All too soon, my visit to Perimeter came to an end yesterday, and I'm now writing from the University of Pennsylvania, in Philadelphia. I'm here all this week on the kind invitation of Ron Donagi, and I'll be giving a seminar tomorrow, which will be very similar to the one I gave at PI. This is my second visit to U.Penn., the first being last year for the fantastic String Math conference.
Let me mention one interesting aspect of the last week. I had the chance to talk at some length with John Dixon (I recommend reading his short profile; he has had a very unconventional career), and in particular he explained a little bit about an idea he has been working on for several years, which he calls 'CyberSUSY'. You can find the papers on the arXiv. It's a rather complicated idea, which I couldn't possibly explain fully here even if I understood it, but I can outline some of the ingredients.

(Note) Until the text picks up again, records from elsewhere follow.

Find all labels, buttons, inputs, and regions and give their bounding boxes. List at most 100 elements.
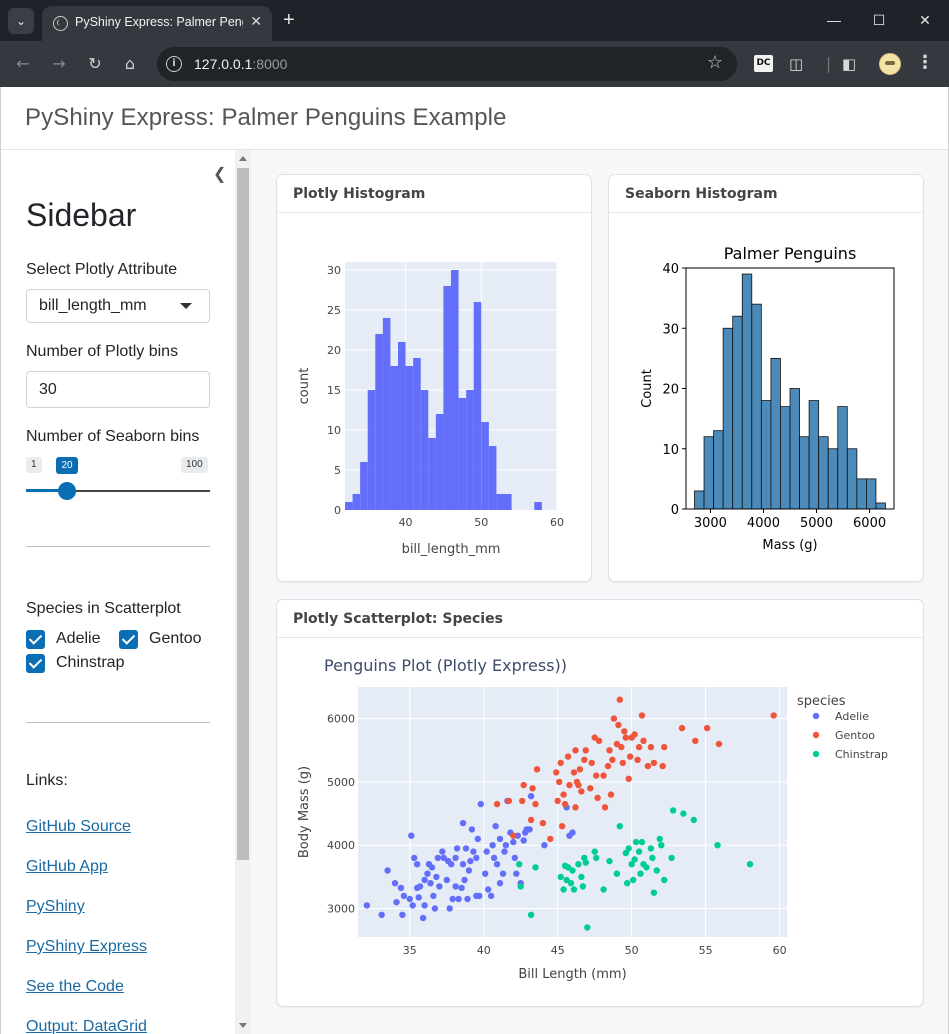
legend-title: species [797,694,846,709]
scatter-point [421,876,428,884]
scatter-point [520,837,527,844]
scatter-point [601,804,609,811]
scatter-point [634,756,641,763]
scatter-point [621,728,628,735]
histogram-bar [481,422,489,510]
species-scatter-chart[interactable]: 3000 4000 5000 6000 35 40 45 50 55 60 Penguins Plo… [277,638,925,1008]
scatter-point [416,883,424,890]
seaborn-histogram-card: Seaborn Histogram 0 10 20 30 40 3000 4000 5000 6… [608,174,924,582]
scatter-point [557,873,564,881]
site-info-icon[interactable]: i [166,56,182,72]
link-pyshiny-express[interactable]: PyShiny Express [26,938,147,955]
scatter-point [619,759,626,767]
scroll-down-arrow-icon[interactable] [239,1023,247,1028]
link-pyshiny[interactable]: PyShiny [26,898,85,915]
scatter-point [703,724,711,732]
scatter-point [557,759,564,767]
histogram-bar [827,448,839,510]
checkbox-chinstrap-label[interactable]: Chinstrap [56,654,125,671]
scatter-point [572,747,579,754]
plotly-histogram-chart[interactable]: 0 5 10 15 20 25 30 40 50 60 bill_length_mm count [277,213,593,583]
checkbox-adelie[interactable] [26,630,45,649]
window-close-icon[interactable]: ✕ [919,12,931,28]
bookmark-star-icon[interactable]: ☆ [706,52,723,73]
back-icon[interactable]: ← [16,54,30,73]
browser-menu-icon[interactable]: ⋮ [916,52,934,73]
new-tab-icon[interactable]: + [283,9,295,31]
checkbox-gentoo[interactable] [119,630,138,649]
card-header: Seaborn Histogram [609,175,923,213]
scatter-point [510,832,517,839]
y-axis-label: count [297,368,312,405]
scatter-point [578,788,585,795]
link-github-app[interactable]: GitHub App [26,858,108,875]
scatter-point [519,797,526,805]
side-panel-icon[interactable]: ◧ [842,55,857,73]
scatter-point [433,873,440,881]
scatter-point [517,883,524,890]
histogram-bar [367,390,376,510]
checkbox-gentoo-label[interactable]: Gentoo [149,630,202,647]
y-tick-label: 5000 [327,776,355,789]
attribute-select[interactable]: bill_length_mm [26,289,210,323]
seaborn-bins-slider-fill [26,489,62,492]
histogram-bar [760,400,772,510]
scrollbar-thumb[interactable] [237,168,249,860]
y-tick-label: 30 [662,322,679,337]
card-title: Plotly Scatterplot: Species [293,611,503,627]
histogram-bar [694,490,705,510]
link-output-datagrid[interactable]: Output: DataGrid [26,1018,147,1034]
checkbox-adelie-label[interactable]: Adelie [56,630,101,647]
minimize-icon[interactable]: — [827,12,841,28]
scatter-point [520,781,527,789]
scatter-point [616,823,623,830]
scatter-point [505,797,513,805]
checkbox-chinstrap[interactable] [26,654,45,673]
dc-extension-icon[interactable]: DC [754,55,773,72]
extensions-puzzle-icon[interactable]: ◫ [789,55,804,73]
seaborn-bins-label: Number of Seaborn bins [26,428,200,445]
histogram-bar [435,414,444,510]
scatter-point [567,880,575,887]
y-tick-label: 3000 [327,903,355,916]
scatter-point [579,883,587,890]
reload-icon[interactable]: ↻ [88,54,102,73]
tab-search-icon[interactable]: ⌄ [8,8,34,34]
scatter-point [658,842,665,849]
y-tick-label: 5 [334,464,341,477]
forward-icon[interactable]: → [52,54,66,73]
seaborn-bins-slider-handle[interactable] [58,482,76,500]
link-see-the-code[interactable]: See the Code [26,978,124,995]
scatter-point [452,883,459,890]
scatter-point [593,772,600,779]
scatter-point [632,838,640,846]
page-title: PyShiny Express: Palmer Penguins Example [25,104,507,131]
link-github-source[interactable]: GitHub Source [26,818,131,835]
scatter-point [618,743,625,751]
scatter-point [607,791,615,798]
slider-min-label: 1 [26,457,42,473]
scatter-point [424,870,431,877]
histogram-bar [360,462,368,510]
sidebar-scrollbar[interactable] [235,150,251,1034]
home-icon[interactable]: ⌂ [124,54,136,73]
histogram-bar [420,390,429,510]
scatter-point [631,731,638,738]
browser-tab[interactable]: PyShiny Express: Palmer Penguins Example… [42,6,272,41]
x-tick-label: 5000 [800,516,833,531]
scroll-up-arrow-icon[interactable] [239,156,247,161]
tab-close-icon[interactable]: ✕ [250,14,262,30]
collapse-sidebar-icon[interactable]: ❮ [213,166,227,183]
address-bar[interactable]: i 127.0.0.1:8000 ☆ [157,47,737,81]
scatter-point [570,769,578,776]
divider [26,722,210,723]
scatter-point [496,880,504,887]
scatter-point [578,873,585,881]
scatter-point [572,804,579,811]
legend-entry: Adelie [835,710,869,723]
scatter-point [647,743,655,751]
maximize-icon[interactable]: ☐ [872,12,886,28]
plotly-bins-input[interactable]: 30 [26,371,210,408]
profile-avatar[interactable] [879,53,901,75]
seaborn-bins-slider-track[interactable] [26,490,210,492]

The theory includes a non-standard realisation of supersymmetry, and an infinite tower of arbitrarily high-spin fields, carrying the quantum numbers of the standard model fields (this sounds bizarre, but is reminiscent of the tower of massive modes one finds in string theory). The supersymmetry-invariance of the action depends on the invariance of the superpotential under certain transformations, which are not usually considered because they do not leave the kinetic terms invariant (and therefore are not symmetries of the theory). John's point of view is that this ties supersymmetry together with the gauge symmetry and multiplet structure of the standard model. Furthermore, upon the addition of a dimensionful parameter, electroweak symmetry and supersymmetry are both broken.
I have some misgivings about this scenario:
- It seems to me that, although electroweak symmetry is indeed spontaneously broken, supersymmetry is broken explicitly, because the additional term spoils the invariance of the superpotential under the special transformations which John relies on. Perhaps such a term could be generated spontaneously in some enlarged supersymmetric theory, but this isn't clear.
- I think the same tricks might work, for example, in a minimal $SU(5)$ GUT model, which would lead to $SU(4)$ as the low energy gauge symmetry of the universe. If this is true (I think John is going to check), the link with the gauge structure of the standard model is broken, and this is one of the arguments for the set up.
- The theory must ultimately be coupled to (super)gravity. The distinction between the superpotential and the Kähler potential then becomes muddied, and the strange requirement of invariance of the superpotential, but not the kinetic terms, might not generalise in any meaningful way to a supergravity extension.